Блин! Вон о чём она на самом деле переживает! — едва не расхохотался я в голос.

— Делай, как считаешь нужным, — улыбнулся я. — Пусть они сами решают, хотят они увидеться или не хотят. А если не хотят, пусть сами решают, кто из них не пойдёт на твой праздник. Ты просто намекни, что пригласила их обоих.

— А, хорошо, — с облегчением кивнула жена и переключилась на детей.

А ведь, ей двадцать лет будет. Круглая дата. Надо какой-то особенный подарок придумать… Украшений у неё самых разных от тётки, вон, лежит, носи — не хочу. Шуба есть. Шапки купил… Может, свозить её отдохнуть на пару дней куда-то? На Юга? А что? На выходные, без детей. Там если с погодой повезет, может быть уже и градусов двенадцать-пятнадцать. Самолётом туда-обратно, без багажа, только с ручной кладью… Да в приличный пансионат, с прекрасным видом на море. С Сатчаном же договаривались, что в любой момент могу обратиться за короткой путевкой… Надо обдумать идею.

Вернулся в кабинет и сразу новое название пьесы родилось в голове: «Родные люди». Дописал от руки рядом с первым названием, пусть сами выберут, какое больше нравится.

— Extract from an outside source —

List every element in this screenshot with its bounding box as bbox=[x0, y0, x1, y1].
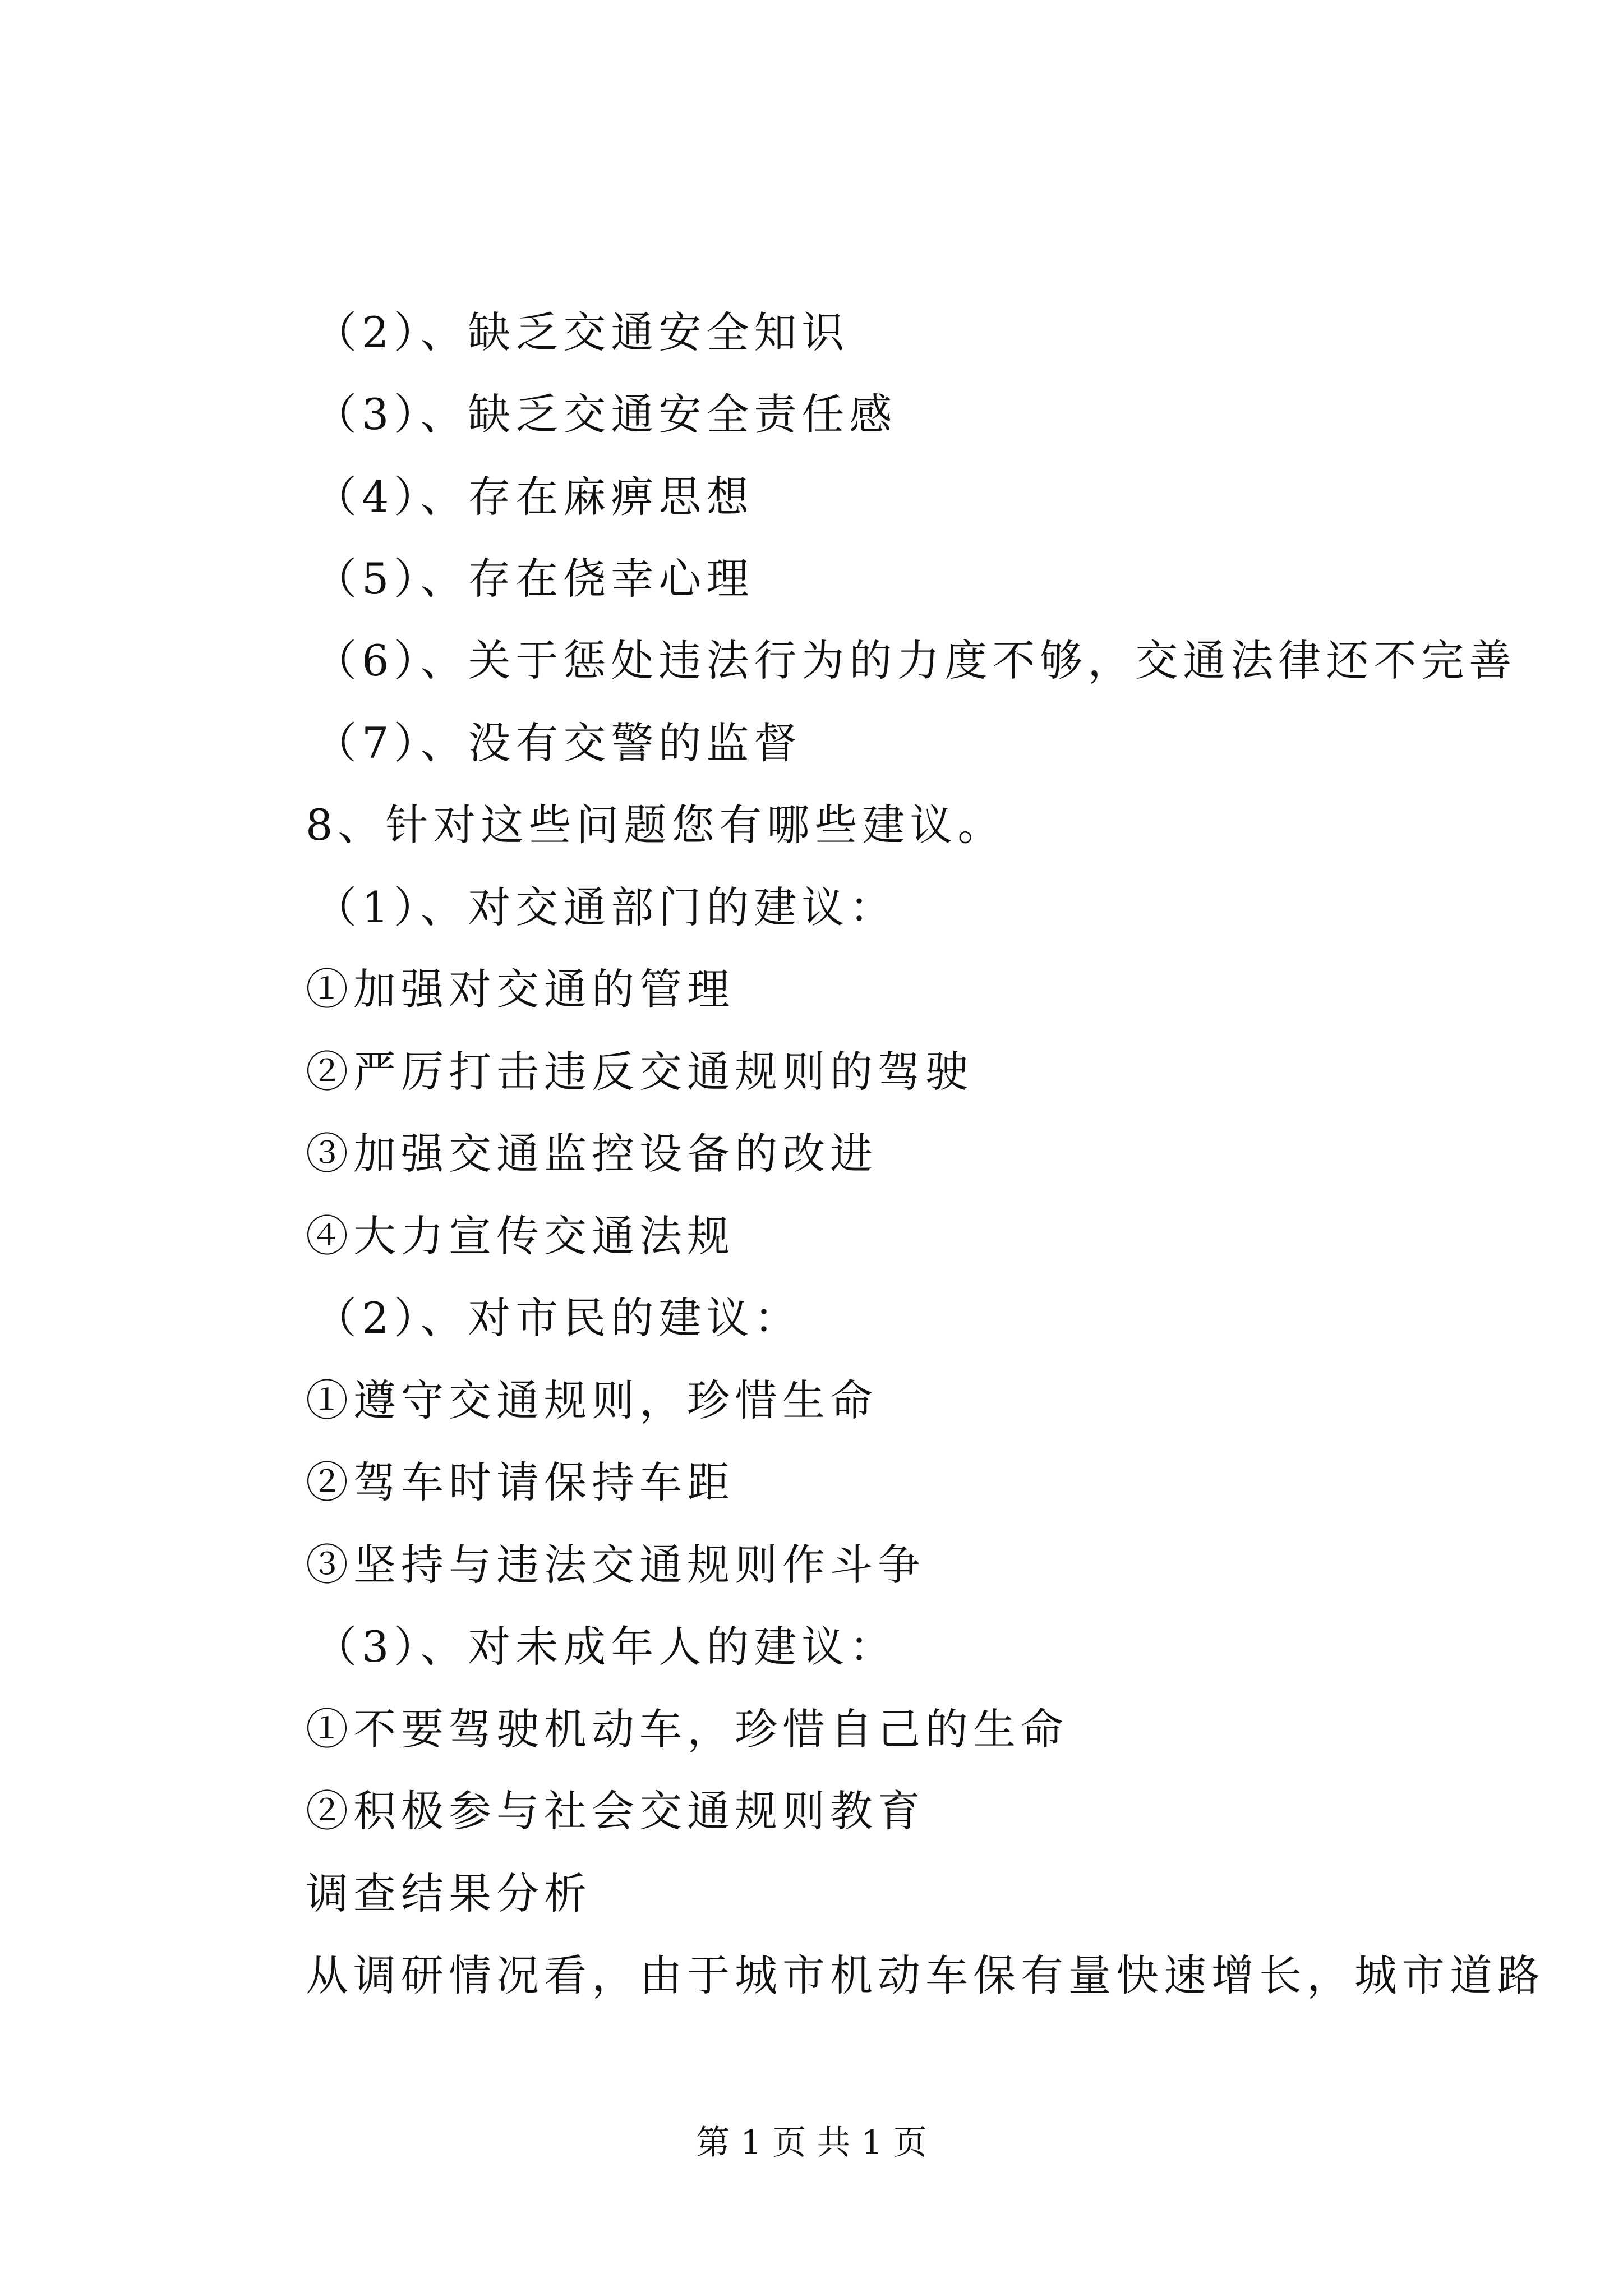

Перечитал свою первую и, надеюсь, последнюю пьесу. Что-то, может, и стоило бы поправить, но лень было перепечатывать, исправлять, заклеивать… Да останавливало еще соображение, что могут и вовсе не принять, а если примут, то наверняка начнут черкать и исправлять сами все подряд, исходя из собственного опыта. Сложил всё аккуратно в папку на завязках и пошёл на восьмой этаж, а Данченко дома не оказалось. Понятно, они так рано не приходят. Пришлось ещё раз к ним подняться, чтобы оставить записку в дверях, что прошу заглянуть ко мне.

Они появились только ближе к одиннадцати часам вечера. У меня уже папка с пьесой в прихожей приготовлена была, когда Яков постучал к нам. Вручил ему и попросил передать Боянову, ответственному за репертуар театра, с которым он меня знакомил.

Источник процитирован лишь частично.